I believe there should be a formula to calculate bulk indexing size in ElasticSearch. Probably followings are the variables of such a formula.
- Number of nodes
- Number of shards/index
- Document size
- RAM
- Disk write speed
- LAN speed
I wonder If anyone know or use a mathematical formula. If not, how people decide their bulk size? By trial and error?
I was searching about it and i found your question :) i found this in elastic documentation .. so i will investigate the size of my documents.
Read ES bulk API doc carefully: https://www.elastic.co/guide/en/elasticsearch/guide/current/indexing-performance.html#_using_and_sizing_bulk_requests
There is no golden rule for this. Extracted from the doc:
I derived this information from the Java API's BulkProcessor class. It defaults to 1000 actions or 5MB, it also allows you to set a flush interval but this is not set by default. I'm just using the default settings.
I'd suggest using BulkProcessor if you are using the Java API.
I haven't found a better way than trial and error (i.e. the traditional engineering process), as there are many factors beyond hardware influencing indexing speed: the structure/complexity of your index (complex mappings, filters or analyzers), data types, whether your workload is I/O or CPU bound, and so on.
In any case, to demonstrate how variable it can be, I can share my experience, as it seems different from most posted here:
Elastic 5.6 with 10GB heap running on a single vServer with 16GB RAM, 4 vCPU and an SSD that averages 150 MB/s while searching.
I can successfully index documents of wildly varying sizes via the http bulk api (curl) using a batch size of 10k documents (20k lines, file sizes between 25MB and 79MB), each batch taking ~90 seconds. index.refresh_interval is set to -1 during indexing, but that's about the only "tuning" I did, all other configurations are the default.

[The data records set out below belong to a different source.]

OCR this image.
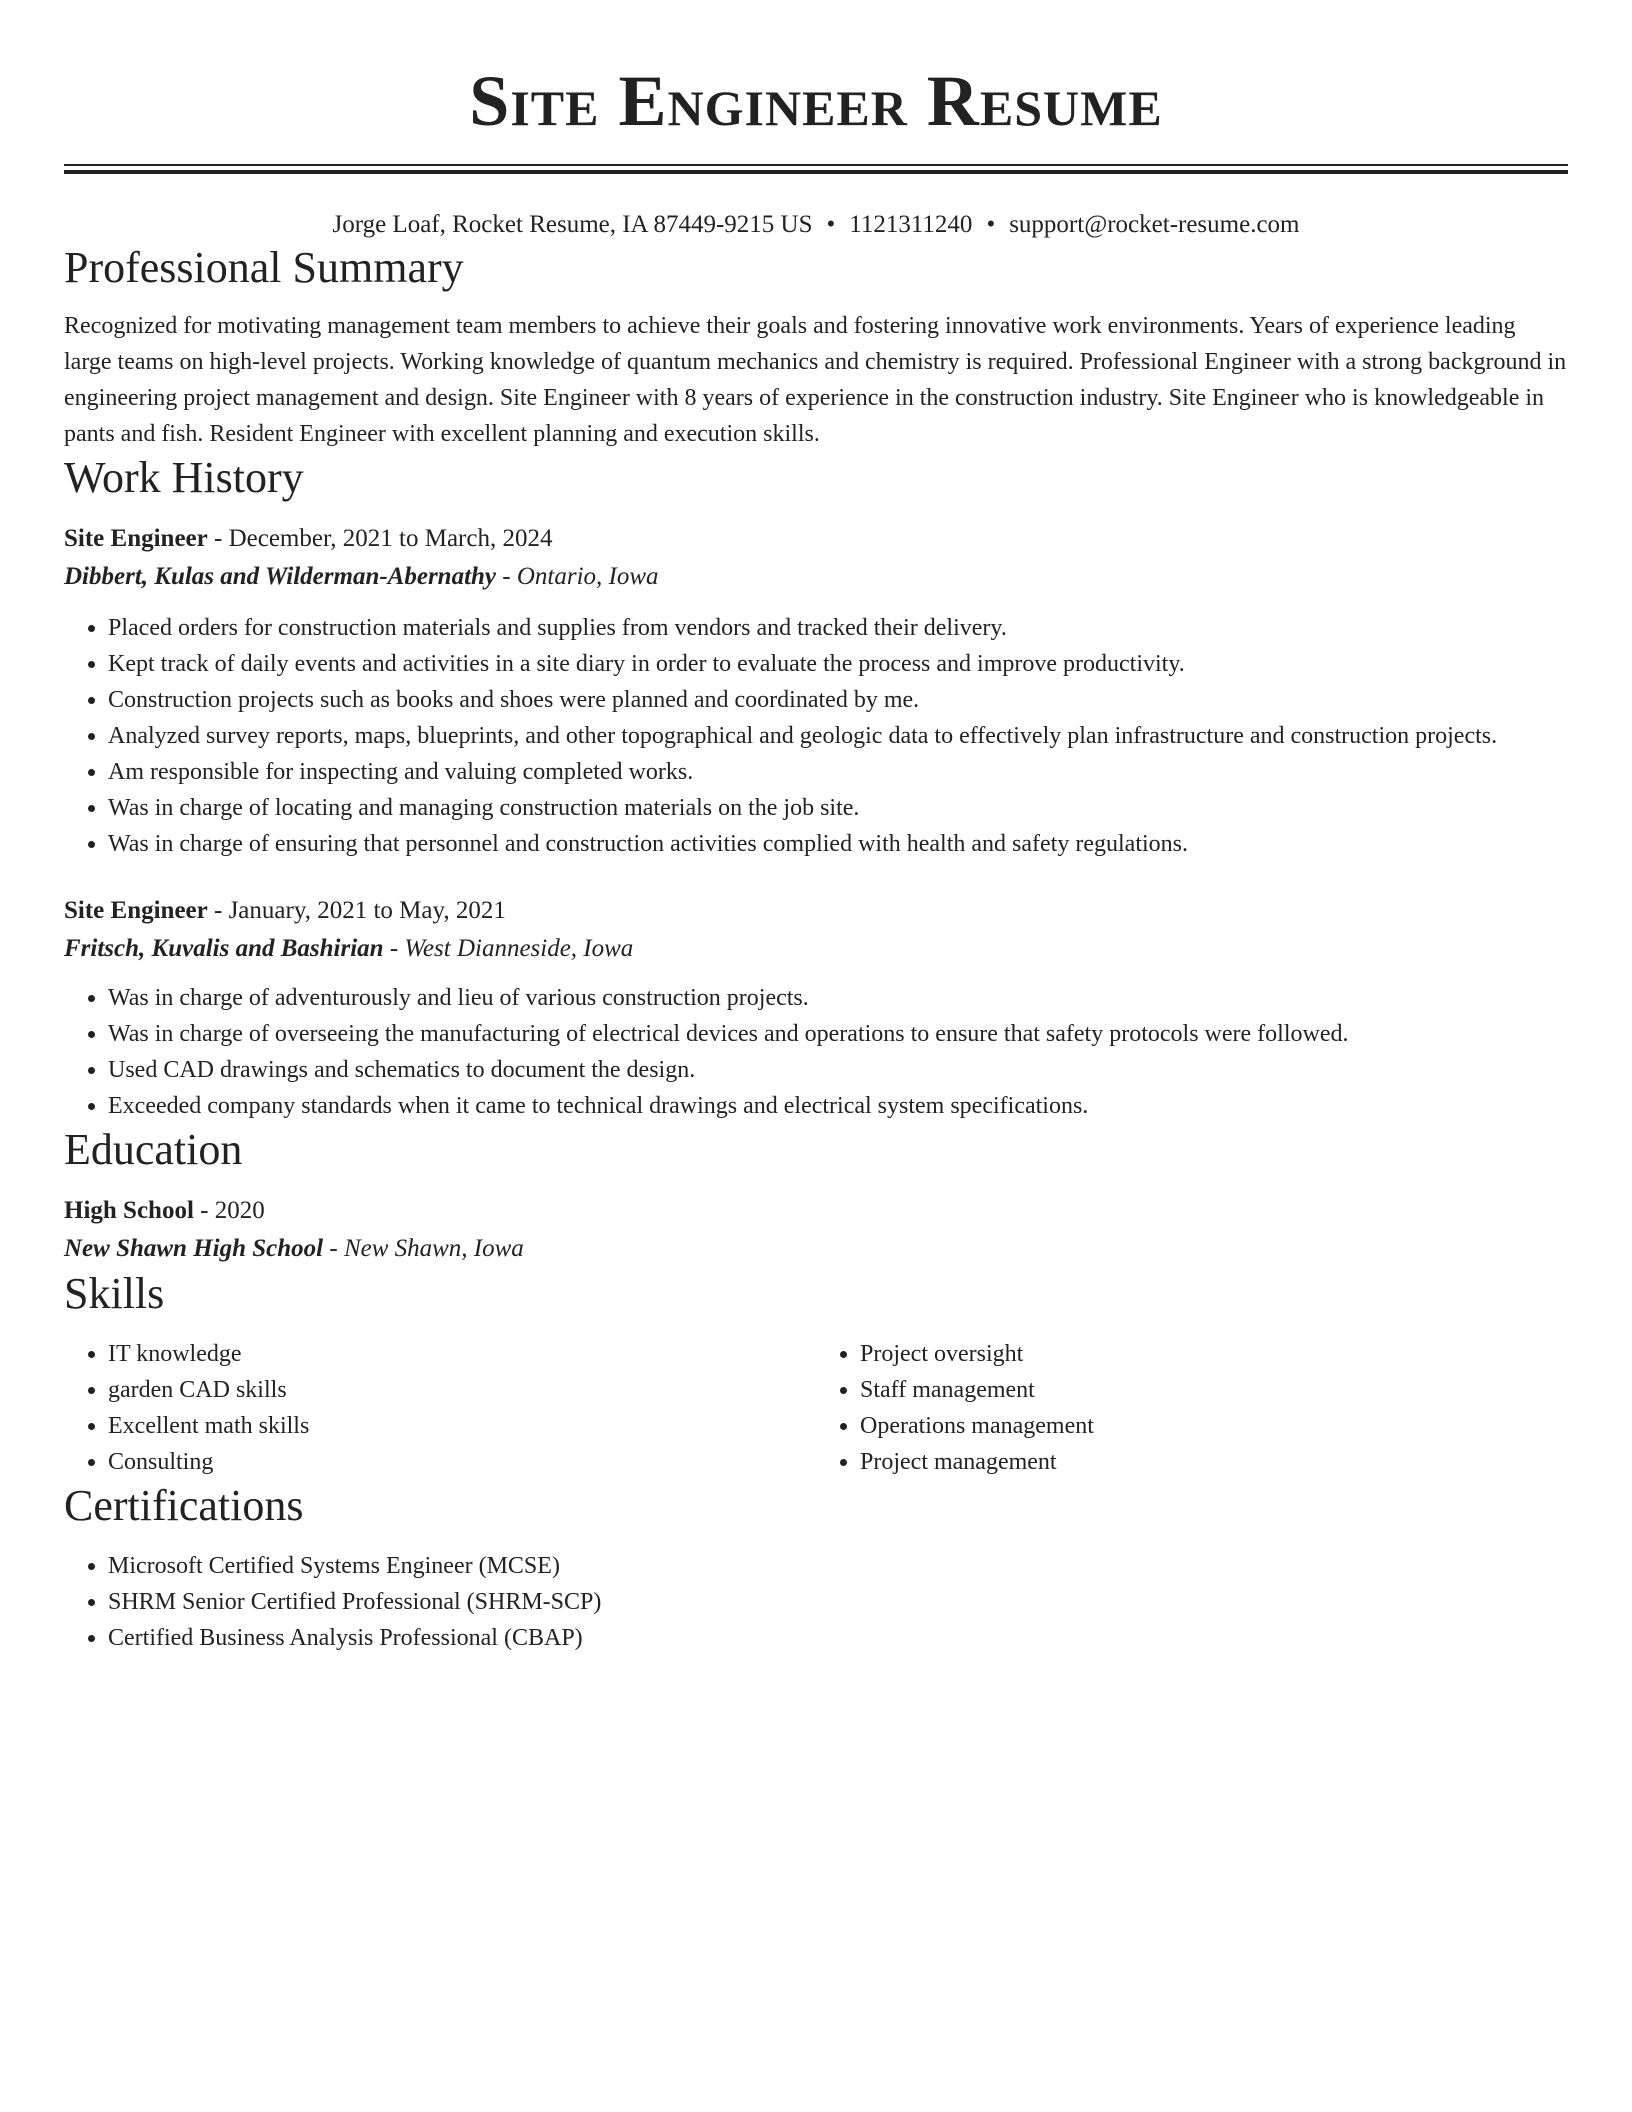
Site Engineer Resume
Jorge Loaf, Rocket Resume, IA 87449-9215 US • 1121311240 • support@rocket-resume.com
Professional Summary
Recognized for motivating management team members to achieve their goals and fostering innovative work environments. Years of experience leading large teams on high-level projects. Working knowledge of quantum mechanics and chemistry is required. Professional Engineer with a strong background in engineering project management and design. Site Engineer with 8 years of experience in the construction industry. Site Engineer who is knowledgeable in pants and fish. Resident Engineer with excellent planning and execution skills.
Work History
Site Engineer - December, 2021 to March, 2024
Dibbert, Kulas and Wilderman-Abernathy - Ontario, Iowa
• Placed orders for construction materials and supplies from vendors and tracked their delivery.
• Kept track of daily events and activities in a site diary in order to evaluate the process and improve productivity.
• Construction projects such as books and shoes were planned and coordinated by me.
• Analyzed survey reports, maps, blueprints, and other topographical and geologic data to effectively plan infrastructure and construction projects.
• Am responsible for inspecting and valuing completed works.
• Was in charge of locating and managing construction materials on the job site.
• Was in charge of ensuring that personnel and construction activities complied with health and safety regulations.
Site Engineer - January, 2021 to May, 2021
Fritsch, Kuvalis and Bashirian - West Dianneside, Iowa
• Was in charge of adventurously and lieu of various construction projects.
• Was in charge of overseeing the manufacturing of electrical devices and operations to ensure that safety protocols were followed.
• Used CAD drawings and schematics to document the design.
• Exceeded company standards when it came to technical drawings and electrical system specifications.
Education
High School - 2020
New Shawn High School - New Shawn, Iowa
Skills
• IT knowledge
• garden CAD skills
• Excellent math skills
• Consulting
• Project oversight
• Staff management
• Operations management
• Project management
Certifications
• Microsoft Certified Systems Engineer (MCSE)
• SHRM Senior Certified Professional (SHRM-SCP)
• Certified Business Analysis Professional (CBAP)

I guess this is mostly due to the fact that the index itself is not too complex.
The vServer is at about 50% CPU, SSD averaging at 40 MB/s and 4GB RAM free, so I could probably make it faster by sending two files in parallel (I've tried simply increasing the batch size by 50% but started getting errors), but after that point it probably makes more sense to consider a different API or simply spreading the load over a cluster.